Un problème toutefois, puisque l’oeuvre en devient trop convenue, et surtout trop prévisible. Certes on ne s’attendait pas à un thriller haletant, mais les quelques moments où le film tente de jouer la carte de la surprise sont un peu ratés, car trop anticipés. Une erreur sans doute imputable au fait que “Papicha” est un premier long-métrage, celui de Mounia Meddour, qu’elle chouaille comme un enfant mais qui du coup lui donne une trajectoire trop directe.

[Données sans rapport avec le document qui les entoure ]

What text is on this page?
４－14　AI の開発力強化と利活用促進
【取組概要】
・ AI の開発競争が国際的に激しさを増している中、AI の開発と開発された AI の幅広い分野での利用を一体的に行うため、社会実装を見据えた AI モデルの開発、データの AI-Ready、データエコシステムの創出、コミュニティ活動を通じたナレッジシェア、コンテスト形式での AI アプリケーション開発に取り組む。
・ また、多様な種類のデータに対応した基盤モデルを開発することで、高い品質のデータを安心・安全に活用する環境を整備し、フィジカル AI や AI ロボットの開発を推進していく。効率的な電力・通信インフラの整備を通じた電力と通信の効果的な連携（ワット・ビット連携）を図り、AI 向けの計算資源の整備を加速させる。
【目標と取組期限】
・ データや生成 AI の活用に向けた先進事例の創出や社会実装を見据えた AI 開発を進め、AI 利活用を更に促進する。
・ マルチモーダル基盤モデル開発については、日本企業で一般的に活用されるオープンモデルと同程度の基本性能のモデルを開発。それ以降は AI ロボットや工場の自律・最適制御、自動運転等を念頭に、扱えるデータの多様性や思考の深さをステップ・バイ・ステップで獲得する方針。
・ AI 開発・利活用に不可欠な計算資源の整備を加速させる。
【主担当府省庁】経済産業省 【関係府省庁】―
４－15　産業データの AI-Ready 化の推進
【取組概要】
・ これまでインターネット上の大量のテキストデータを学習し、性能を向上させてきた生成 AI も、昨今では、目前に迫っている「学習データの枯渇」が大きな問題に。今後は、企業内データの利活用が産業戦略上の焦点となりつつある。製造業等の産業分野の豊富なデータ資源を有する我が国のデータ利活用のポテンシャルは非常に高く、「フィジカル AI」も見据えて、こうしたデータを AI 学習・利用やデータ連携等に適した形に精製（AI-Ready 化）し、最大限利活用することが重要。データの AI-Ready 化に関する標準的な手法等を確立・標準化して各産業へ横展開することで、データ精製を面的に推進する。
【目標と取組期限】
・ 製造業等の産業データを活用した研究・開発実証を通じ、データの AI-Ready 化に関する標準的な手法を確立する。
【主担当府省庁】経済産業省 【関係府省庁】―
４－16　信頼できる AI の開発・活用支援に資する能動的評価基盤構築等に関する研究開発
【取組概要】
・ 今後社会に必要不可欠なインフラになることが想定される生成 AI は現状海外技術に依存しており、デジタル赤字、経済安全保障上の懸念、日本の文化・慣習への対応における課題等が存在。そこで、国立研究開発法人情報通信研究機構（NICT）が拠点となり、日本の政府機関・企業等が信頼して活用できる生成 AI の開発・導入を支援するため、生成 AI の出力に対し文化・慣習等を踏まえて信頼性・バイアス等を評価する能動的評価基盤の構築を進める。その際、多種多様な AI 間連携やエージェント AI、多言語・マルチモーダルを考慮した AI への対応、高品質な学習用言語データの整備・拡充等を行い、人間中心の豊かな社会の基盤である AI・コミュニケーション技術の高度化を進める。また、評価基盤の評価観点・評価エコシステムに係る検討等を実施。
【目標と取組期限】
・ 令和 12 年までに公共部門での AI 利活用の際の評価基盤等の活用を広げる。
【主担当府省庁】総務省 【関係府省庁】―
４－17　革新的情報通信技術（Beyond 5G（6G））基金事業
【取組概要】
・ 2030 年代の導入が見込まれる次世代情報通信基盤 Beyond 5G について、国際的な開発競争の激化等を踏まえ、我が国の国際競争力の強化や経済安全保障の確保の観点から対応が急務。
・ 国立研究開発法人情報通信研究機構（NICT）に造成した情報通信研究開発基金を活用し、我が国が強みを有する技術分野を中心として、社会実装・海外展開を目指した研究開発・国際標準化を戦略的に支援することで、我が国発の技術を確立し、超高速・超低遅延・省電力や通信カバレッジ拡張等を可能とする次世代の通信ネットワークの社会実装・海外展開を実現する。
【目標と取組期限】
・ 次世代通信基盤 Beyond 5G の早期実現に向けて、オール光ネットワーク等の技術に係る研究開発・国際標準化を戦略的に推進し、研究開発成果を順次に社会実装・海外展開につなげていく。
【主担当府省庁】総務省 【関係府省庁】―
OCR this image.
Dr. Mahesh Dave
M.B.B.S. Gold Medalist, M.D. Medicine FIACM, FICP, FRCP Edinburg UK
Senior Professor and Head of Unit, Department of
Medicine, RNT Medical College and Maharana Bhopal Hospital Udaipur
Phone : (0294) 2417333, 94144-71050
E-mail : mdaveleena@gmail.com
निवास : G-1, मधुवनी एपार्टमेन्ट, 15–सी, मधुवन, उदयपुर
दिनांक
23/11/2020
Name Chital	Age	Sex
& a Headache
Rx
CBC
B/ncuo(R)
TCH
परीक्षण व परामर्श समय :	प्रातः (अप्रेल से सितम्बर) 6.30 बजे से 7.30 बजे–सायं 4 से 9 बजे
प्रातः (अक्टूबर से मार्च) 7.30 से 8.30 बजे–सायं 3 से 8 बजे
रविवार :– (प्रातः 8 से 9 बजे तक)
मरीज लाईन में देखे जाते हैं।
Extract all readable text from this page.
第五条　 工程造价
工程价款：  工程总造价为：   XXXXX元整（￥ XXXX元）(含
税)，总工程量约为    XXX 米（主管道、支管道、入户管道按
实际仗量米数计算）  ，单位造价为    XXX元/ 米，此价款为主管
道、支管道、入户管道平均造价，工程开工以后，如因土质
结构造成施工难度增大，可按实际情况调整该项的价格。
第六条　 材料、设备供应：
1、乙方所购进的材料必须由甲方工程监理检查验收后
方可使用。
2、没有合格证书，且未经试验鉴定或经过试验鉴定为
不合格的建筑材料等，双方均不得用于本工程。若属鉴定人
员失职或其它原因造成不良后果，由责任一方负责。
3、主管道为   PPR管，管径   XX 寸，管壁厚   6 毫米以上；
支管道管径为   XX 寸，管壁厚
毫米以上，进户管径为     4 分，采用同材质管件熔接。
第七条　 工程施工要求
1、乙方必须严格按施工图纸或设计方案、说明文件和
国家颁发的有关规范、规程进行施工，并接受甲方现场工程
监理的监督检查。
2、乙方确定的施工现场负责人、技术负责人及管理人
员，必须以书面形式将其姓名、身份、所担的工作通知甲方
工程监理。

La cinéaste réussit toutefois à donner du souffle et de l’ampleur à son bébé, grâce au symbole du détournement du voile. Cette image porte le film et est diablement bien pensée. D’autant plus qu’en restituant des personnages cohérents, mais sans en faire trop, cette allégorie de la liberté prend son envol de manière parfaite.

Même si on constate quelquefois un peu de versatilité dans ce portrait de la jeunesse algérienne de l’époque, on comprend que cette population en manque de rêves, dans un pays qui offre un terrain fertile à la radicalisation, a des envies d’ailleurs. Plus encore qu’une simple aspiration, cet exil est pour certains une nécessité absolue, de vie ou de mort. On aurait peut-être aimé que le film trouve un peu plus de dimension en ne se reposant pas uniquement sur l’image du hijab. D’autant plus que le long-métrage amorce d’autres problématiques, mais on pardonne aisément tant la démonstration est réussie.

Les signes d’un premier film, un peu trop scolaire, “Papicha” les porte indéniablement. Mais si le long-métrage ne viendra pas s’inviter dans notre panthéon des œuvres majeures, son propos est suffisamment pertinent pour donner une véritable raison d’être à cette histoire. Un rappel à l’ordre nécessaire pour lutter contre le racisme qui se voudrait ordinaire.